On Mar 4, 2005, at 2:07 AM, [EMAIL PROTECTED] wrote:

You look at the TS-870, 746pro, and many other DSP rigs all make the same
stupid design flaw.

  Dual conversion DSP!  No multiple pole xtal filter.
No computer algorythm can emulate a multipe pole IF filter.

That's not true. In theory, it is possible for DSP filters to produce filters with far, far better characteristics than multiple-pole crystal or mechanical filters.

The real problem is reducing it to practice. You'd need DSP functioning at RF frequencies -- not AF as many rigs today. But, as the sample rate goes up, so does the required processing power.

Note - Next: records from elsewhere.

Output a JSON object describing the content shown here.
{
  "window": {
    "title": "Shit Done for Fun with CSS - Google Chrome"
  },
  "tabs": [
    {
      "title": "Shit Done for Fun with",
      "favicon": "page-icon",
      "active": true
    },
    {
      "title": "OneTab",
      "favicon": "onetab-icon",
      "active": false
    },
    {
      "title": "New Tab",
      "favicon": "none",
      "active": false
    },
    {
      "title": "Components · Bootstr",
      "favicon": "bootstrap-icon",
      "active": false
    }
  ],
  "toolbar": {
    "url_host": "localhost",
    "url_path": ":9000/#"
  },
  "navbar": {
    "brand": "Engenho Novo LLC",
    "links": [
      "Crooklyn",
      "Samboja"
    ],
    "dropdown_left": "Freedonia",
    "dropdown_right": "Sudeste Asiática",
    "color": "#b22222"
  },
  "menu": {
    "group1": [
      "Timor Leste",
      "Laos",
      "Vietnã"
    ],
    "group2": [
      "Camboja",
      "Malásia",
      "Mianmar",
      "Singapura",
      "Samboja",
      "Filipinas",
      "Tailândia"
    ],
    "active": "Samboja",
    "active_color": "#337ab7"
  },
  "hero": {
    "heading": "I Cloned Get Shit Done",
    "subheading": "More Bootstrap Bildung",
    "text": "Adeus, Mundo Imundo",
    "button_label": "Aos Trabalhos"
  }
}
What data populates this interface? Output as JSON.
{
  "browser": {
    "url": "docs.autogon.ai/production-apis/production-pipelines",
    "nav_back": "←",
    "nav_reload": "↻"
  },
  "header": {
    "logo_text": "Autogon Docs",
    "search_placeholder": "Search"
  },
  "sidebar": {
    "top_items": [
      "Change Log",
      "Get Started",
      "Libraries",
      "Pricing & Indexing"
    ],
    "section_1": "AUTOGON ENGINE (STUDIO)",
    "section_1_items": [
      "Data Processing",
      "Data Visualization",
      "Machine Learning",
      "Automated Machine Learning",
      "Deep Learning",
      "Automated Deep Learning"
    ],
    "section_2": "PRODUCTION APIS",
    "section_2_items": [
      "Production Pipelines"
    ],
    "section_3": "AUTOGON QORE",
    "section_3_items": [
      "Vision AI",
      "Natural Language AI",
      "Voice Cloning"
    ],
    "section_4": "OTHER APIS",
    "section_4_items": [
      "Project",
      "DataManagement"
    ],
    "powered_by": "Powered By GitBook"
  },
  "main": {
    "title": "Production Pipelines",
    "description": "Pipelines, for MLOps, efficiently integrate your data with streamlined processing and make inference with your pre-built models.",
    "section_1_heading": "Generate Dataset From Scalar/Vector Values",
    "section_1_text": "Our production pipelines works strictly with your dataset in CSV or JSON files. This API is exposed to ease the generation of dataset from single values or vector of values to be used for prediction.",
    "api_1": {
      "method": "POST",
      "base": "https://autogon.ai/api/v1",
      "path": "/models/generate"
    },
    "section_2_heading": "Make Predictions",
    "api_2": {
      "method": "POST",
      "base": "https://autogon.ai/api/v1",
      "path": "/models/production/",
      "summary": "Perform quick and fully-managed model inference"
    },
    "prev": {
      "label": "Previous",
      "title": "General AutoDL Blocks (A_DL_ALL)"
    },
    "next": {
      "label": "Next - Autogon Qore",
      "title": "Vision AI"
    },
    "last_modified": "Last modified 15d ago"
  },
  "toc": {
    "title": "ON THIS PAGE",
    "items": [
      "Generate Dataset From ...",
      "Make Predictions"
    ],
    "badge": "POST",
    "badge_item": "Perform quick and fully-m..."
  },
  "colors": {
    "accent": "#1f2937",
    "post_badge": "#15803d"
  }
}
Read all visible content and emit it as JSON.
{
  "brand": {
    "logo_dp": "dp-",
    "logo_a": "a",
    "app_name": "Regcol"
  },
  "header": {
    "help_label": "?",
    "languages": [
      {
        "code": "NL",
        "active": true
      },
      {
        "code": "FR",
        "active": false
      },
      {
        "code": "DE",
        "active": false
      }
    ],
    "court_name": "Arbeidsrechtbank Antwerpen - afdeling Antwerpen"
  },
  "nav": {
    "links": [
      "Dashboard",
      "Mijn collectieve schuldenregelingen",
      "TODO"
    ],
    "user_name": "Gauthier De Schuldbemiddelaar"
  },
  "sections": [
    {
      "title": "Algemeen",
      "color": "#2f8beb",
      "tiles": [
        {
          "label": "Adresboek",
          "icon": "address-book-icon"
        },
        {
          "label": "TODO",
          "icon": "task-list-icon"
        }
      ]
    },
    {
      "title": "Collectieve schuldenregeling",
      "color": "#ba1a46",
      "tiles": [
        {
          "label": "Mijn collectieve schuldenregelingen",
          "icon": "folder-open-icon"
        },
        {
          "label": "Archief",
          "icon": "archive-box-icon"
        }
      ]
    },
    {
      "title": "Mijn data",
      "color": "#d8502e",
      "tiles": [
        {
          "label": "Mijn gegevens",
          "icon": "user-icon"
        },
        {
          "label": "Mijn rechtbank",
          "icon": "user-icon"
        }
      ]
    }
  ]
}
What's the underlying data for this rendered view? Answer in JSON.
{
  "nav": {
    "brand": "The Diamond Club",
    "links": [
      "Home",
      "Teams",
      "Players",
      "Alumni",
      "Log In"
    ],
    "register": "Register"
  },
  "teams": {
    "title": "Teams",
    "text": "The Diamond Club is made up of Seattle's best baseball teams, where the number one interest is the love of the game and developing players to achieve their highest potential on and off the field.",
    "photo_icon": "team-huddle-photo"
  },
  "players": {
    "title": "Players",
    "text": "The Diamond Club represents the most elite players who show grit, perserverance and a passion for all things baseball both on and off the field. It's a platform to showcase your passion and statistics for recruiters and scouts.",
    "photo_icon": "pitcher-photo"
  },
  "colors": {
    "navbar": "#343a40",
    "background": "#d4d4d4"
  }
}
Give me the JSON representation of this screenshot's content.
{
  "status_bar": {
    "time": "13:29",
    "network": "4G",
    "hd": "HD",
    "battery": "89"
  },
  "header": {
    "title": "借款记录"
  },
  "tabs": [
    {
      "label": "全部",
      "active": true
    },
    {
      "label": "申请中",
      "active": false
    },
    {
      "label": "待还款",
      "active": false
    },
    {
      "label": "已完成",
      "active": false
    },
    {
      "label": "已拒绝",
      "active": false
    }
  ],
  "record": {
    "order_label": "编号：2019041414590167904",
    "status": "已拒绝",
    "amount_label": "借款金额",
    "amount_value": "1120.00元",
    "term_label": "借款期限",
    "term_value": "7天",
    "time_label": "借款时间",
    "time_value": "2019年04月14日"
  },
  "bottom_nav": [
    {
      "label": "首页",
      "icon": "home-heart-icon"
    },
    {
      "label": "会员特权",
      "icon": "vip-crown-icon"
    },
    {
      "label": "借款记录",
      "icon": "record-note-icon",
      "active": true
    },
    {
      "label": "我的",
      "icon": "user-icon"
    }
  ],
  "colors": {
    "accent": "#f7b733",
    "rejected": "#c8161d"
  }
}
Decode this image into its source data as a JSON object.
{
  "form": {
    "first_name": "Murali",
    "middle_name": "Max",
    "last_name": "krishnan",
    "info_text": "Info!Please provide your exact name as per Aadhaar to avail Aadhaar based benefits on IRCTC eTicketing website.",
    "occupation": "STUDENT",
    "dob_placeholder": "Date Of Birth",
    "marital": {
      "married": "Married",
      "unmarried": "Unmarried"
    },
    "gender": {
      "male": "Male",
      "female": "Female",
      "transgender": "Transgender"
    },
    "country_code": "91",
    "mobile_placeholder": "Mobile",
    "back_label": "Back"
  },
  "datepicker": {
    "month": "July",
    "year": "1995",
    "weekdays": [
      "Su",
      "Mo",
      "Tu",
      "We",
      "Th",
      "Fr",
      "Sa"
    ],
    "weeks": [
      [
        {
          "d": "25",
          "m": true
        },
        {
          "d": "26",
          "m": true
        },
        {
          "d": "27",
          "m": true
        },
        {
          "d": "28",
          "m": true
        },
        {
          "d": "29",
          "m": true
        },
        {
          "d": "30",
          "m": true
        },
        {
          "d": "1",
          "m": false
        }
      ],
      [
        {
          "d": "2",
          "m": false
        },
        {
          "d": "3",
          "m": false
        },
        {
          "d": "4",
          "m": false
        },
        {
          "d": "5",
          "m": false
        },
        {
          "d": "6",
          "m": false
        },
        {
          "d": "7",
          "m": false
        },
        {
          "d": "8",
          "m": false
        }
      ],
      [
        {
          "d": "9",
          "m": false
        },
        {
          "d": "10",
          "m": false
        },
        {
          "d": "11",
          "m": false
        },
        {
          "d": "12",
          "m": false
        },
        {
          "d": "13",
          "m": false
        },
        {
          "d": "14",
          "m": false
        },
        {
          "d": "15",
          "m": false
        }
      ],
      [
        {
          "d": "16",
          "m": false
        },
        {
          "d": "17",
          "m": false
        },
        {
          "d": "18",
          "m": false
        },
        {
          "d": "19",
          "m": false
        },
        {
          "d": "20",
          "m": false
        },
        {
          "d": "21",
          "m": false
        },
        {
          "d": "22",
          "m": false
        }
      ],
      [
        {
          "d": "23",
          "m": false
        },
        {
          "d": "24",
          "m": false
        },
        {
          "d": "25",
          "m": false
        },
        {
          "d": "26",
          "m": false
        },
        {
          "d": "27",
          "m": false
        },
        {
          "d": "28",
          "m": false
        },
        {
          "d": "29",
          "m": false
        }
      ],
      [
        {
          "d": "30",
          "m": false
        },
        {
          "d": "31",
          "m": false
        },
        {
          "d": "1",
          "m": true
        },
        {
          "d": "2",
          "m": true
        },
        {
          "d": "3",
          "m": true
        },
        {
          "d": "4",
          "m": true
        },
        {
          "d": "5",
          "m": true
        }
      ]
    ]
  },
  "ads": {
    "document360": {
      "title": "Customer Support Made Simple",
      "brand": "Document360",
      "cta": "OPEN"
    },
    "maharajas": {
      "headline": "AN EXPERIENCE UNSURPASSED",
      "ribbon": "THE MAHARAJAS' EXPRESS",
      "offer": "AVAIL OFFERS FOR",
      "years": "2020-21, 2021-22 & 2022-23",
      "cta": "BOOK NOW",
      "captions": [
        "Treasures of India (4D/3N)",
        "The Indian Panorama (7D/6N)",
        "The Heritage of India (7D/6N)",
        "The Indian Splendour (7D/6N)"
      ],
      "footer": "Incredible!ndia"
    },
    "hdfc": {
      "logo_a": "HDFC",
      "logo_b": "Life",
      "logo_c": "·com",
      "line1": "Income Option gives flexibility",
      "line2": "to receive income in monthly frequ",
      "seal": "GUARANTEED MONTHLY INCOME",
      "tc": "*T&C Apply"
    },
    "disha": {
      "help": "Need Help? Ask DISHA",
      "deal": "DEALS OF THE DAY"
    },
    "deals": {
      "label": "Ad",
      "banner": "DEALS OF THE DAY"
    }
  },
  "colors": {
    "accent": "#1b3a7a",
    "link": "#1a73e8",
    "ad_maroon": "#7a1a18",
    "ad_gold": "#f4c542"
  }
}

An audio-level DSP is a compromise.

The TS-850 had dual xtal IFs. However there was much junk from all the CPU's and yes up conversion, then downconversion and demod after the 2nd IF
filter adds to the noise floor.

The 850 is still a great radio.

How the R-7A did it was interesting. A 4 pole Fixed Xtal filter followed
the upconverter.
It has a pass band of 12kcs. That's right a 12Khz wide IF.
 The 2nd IF used those 8 pole can  filters.

This is typical for modern transceivers with general-coverage receive. Most of them have a first filter of 15 kHz, typically to support NBFM. They usually have good dynamic range over 20 kHz splits, but this degrades markedly at 5 kHz. That's why the Orion and the IC-7800 have multiple roofing filters.

The K2 wisely put much non xtal filtering right after the antenna jack. The band pass filters are wide enough for the Ham bands and very little general
coverage. You lose general coverage ability of an R-7A. However do  you
really need a short wave rcvr in a ham rig?

It's certainly a specific design decision. Most solid-state japanese-made rigs from the mid-80s touted general-coverage receive as a feature. Other manufacturers have seen this benefit as well. Ten-Tec had a micro-processor controlled rig with general coverage receive. It had some problems in the receiver chain because of all the junk put out by the heterodyne PLL.

Suddenly, it occurred to someone to go back to a crystal-controlled heterodyne oscillator. This meant losing general-coverage receive and using a bunch of crystals. But, for a brief time, the Omni-V was one of the best receivers on the market.

The K2 is a much more clever design -- still no general-coverage receive, but it covers all 10 MF/HF ham bands quite well.

Bill Coleman, AA4LR, PP-ASEL        Mail: [EMAIL PROTECTED]
Quote: "Not within a thousand years will man ever fly!"